Dan: Yeah. A lot of advancements there, Jim. And, it’s become… Like I said, it’s become commonplace as a platform. And, folks have figured it out. Just as I said, like they did with the Cloud. The HTML5 environment has become much more secure. And, sort of the rapid adoption by the Street has led to that increase in security.

Jim: Well Dan, I want to thank you so much for joining us today and sharing some of the insights from your new report. Again the report by Greenwich Associates at greenwich.com is “The Future of Financial Markets Operating Systems: Here Comes HTML5.”  So, if you are interested in seeing the full breadth of that report, I urge you to go to the website. It’s an excellent read.

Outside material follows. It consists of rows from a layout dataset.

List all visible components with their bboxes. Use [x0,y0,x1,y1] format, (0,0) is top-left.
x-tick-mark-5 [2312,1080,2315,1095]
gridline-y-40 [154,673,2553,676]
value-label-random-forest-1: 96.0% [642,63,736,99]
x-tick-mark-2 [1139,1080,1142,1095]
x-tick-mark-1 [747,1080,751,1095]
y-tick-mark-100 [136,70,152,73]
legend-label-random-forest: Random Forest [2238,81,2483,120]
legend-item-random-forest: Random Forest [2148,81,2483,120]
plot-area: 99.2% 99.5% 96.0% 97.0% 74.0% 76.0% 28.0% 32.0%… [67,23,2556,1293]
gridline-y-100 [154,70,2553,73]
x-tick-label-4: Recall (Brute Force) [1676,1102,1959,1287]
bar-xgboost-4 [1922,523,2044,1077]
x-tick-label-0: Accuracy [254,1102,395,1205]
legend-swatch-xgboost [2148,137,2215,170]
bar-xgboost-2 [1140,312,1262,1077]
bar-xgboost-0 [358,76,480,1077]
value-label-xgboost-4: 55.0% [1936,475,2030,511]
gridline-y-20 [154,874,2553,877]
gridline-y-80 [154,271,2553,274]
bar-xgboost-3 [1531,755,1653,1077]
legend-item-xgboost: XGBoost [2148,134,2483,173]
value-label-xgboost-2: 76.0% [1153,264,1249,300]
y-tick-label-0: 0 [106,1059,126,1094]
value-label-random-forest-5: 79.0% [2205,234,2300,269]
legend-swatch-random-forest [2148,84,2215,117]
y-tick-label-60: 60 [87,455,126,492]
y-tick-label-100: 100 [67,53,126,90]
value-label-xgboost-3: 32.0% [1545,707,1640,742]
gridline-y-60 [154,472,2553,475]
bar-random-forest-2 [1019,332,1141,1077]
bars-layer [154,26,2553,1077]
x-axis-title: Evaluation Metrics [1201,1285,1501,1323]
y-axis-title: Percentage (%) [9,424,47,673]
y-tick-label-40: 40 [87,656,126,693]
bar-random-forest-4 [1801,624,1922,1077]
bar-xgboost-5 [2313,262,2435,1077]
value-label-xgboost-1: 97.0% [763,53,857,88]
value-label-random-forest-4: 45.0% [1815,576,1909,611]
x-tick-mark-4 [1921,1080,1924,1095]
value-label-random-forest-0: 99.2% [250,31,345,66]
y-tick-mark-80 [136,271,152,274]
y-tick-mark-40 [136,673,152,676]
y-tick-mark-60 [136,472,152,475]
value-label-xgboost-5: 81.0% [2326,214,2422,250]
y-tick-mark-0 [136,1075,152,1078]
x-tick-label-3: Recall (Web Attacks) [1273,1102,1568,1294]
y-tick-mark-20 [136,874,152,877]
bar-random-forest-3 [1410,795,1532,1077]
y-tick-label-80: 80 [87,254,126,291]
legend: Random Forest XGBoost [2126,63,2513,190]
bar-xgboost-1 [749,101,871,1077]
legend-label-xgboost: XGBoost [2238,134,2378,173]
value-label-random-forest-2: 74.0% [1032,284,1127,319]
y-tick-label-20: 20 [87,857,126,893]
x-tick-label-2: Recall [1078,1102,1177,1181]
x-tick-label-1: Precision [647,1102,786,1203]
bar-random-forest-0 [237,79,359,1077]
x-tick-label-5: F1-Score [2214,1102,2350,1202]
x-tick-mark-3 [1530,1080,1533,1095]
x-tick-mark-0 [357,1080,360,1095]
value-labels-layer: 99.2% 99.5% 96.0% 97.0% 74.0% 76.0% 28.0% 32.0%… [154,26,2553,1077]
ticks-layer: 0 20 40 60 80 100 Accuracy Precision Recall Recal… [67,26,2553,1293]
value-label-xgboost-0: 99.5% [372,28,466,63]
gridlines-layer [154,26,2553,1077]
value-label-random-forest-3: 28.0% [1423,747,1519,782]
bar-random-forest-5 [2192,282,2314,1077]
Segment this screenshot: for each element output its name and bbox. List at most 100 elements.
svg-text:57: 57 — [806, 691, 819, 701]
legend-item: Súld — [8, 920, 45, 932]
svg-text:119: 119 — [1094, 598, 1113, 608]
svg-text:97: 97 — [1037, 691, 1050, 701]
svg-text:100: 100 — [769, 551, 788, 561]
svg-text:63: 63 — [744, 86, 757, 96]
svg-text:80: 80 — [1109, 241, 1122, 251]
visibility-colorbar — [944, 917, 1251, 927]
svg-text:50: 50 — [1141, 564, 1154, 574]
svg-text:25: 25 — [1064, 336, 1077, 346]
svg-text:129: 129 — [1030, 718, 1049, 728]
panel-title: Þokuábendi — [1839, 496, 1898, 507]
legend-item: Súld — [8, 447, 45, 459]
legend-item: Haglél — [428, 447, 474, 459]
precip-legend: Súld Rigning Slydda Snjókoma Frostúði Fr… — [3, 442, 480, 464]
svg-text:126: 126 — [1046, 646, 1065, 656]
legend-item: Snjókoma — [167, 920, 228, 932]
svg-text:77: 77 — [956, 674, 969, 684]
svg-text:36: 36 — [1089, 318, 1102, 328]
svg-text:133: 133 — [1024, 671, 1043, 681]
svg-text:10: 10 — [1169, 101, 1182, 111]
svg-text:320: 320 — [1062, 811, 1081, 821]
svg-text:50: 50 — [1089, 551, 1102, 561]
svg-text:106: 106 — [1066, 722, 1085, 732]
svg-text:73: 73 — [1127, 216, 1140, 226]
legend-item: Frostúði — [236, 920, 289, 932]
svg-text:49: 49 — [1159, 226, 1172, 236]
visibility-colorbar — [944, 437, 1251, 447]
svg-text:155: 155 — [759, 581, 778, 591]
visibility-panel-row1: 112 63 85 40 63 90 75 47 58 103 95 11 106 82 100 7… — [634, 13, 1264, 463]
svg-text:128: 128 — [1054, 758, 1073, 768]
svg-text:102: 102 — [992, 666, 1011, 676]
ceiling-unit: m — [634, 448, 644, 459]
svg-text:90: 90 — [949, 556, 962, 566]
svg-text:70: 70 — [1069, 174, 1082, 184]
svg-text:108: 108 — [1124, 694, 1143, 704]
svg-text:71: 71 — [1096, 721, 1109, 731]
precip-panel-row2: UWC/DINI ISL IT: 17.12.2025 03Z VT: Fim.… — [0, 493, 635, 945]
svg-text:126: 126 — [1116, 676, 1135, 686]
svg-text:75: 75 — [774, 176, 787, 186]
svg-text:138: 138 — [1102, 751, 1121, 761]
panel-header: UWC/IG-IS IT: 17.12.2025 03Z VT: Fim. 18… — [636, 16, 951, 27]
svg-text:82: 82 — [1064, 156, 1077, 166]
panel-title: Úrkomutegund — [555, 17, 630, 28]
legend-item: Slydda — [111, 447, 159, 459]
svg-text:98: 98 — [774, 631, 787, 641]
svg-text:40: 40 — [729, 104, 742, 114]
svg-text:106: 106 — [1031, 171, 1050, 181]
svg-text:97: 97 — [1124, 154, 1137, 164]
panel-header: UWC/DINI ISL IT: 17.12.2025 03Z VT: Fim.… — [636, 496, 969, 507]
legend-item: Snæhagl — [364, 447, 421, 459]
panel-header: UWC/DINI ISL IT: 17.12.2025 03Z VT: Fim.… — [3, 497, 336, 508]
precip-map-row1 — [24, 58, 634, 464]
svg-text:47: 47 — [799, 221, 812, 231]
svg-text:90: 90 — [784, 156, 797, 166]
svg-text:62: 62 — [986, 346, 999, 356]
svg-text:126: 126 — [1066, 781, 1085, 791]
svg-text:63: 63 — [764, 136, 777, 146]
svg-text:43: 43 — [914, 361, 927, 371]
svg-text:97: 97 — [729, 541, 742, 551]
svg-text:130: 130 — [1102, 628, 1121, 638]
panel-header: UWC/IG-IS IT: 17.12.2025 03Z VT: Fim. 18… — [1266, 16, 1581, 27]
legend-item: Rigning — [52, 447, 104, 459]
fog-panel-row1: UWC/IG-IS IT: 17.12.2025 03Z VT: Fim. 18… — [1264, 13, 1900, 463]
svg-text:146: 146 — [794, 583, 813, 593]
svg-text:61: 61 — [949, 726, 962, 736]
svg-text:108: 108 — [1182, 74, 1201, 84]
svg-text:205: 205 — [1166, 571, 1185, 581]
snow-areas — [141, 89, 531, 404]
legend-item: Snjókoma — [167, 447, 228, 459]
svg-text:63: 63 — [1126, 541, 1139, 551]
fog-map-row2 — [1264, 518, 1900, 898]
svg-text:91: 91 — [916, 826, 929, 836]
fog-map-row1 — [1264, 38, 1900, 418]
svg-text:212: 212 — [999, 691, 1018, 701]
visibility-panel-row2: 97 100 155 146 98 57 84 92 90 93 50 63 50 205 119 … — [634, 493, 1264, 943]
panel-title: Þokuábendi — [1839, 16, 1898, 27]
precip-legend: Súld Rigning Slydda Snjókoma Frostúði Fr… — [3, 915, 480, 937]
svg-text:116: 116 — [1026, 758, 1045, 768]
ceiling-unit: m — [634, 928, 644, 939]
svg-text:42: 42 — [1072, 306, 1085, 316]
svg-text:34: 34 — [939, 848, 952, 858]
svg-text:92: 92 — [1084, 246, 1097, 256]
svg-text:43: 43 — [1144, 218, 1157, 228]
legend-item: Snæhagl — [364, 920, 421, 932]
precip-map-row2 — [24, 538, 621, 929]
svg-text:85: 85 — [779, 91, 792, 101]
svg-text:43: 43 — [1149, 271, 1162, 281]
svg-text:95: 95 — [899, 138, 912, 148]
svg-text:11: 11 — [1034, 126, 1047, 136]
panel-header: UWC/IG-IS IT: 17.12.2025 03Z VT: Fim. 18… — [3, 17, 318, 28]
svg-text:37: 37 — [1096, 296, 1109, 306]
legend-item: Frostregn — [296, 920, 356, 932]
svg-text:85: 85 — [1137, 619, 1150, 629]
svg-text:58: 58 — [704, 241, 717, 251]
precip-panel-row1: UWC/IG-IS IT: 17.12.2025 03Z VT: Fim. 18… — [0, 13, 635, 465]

Well Dan I want to thank you so much for joining us. And I hope you’ll be joining us again in the future.

Speaker Biographies

Daniel J. Connell

Managing Director, Market Structure and Technology

Daniel Connell oversees the development strategy of the Firm’s Market Structure and Technology business. Prior to Greenwich Associates he was the CEO at Correlix, Inc., a leading provider of real-time performance optimization technology. Formerly, Dan worked as an executive-in-residence in the private equity industry and as a strategy consultant to technology-focused content companies. He also served as the COO of Xinhua Finance Ltd., China’s premier financial information and media company.

Dan earned his BBA in Finance from the University of Massachusetts, Amherst, and completed Executive Business Management Training at the Darden Graduate School of Business. He also attended the Global Leadership 2020 program at the Tuck School of Business at Dartmouth, University of Oxford and Shanghai Jiao Tong University.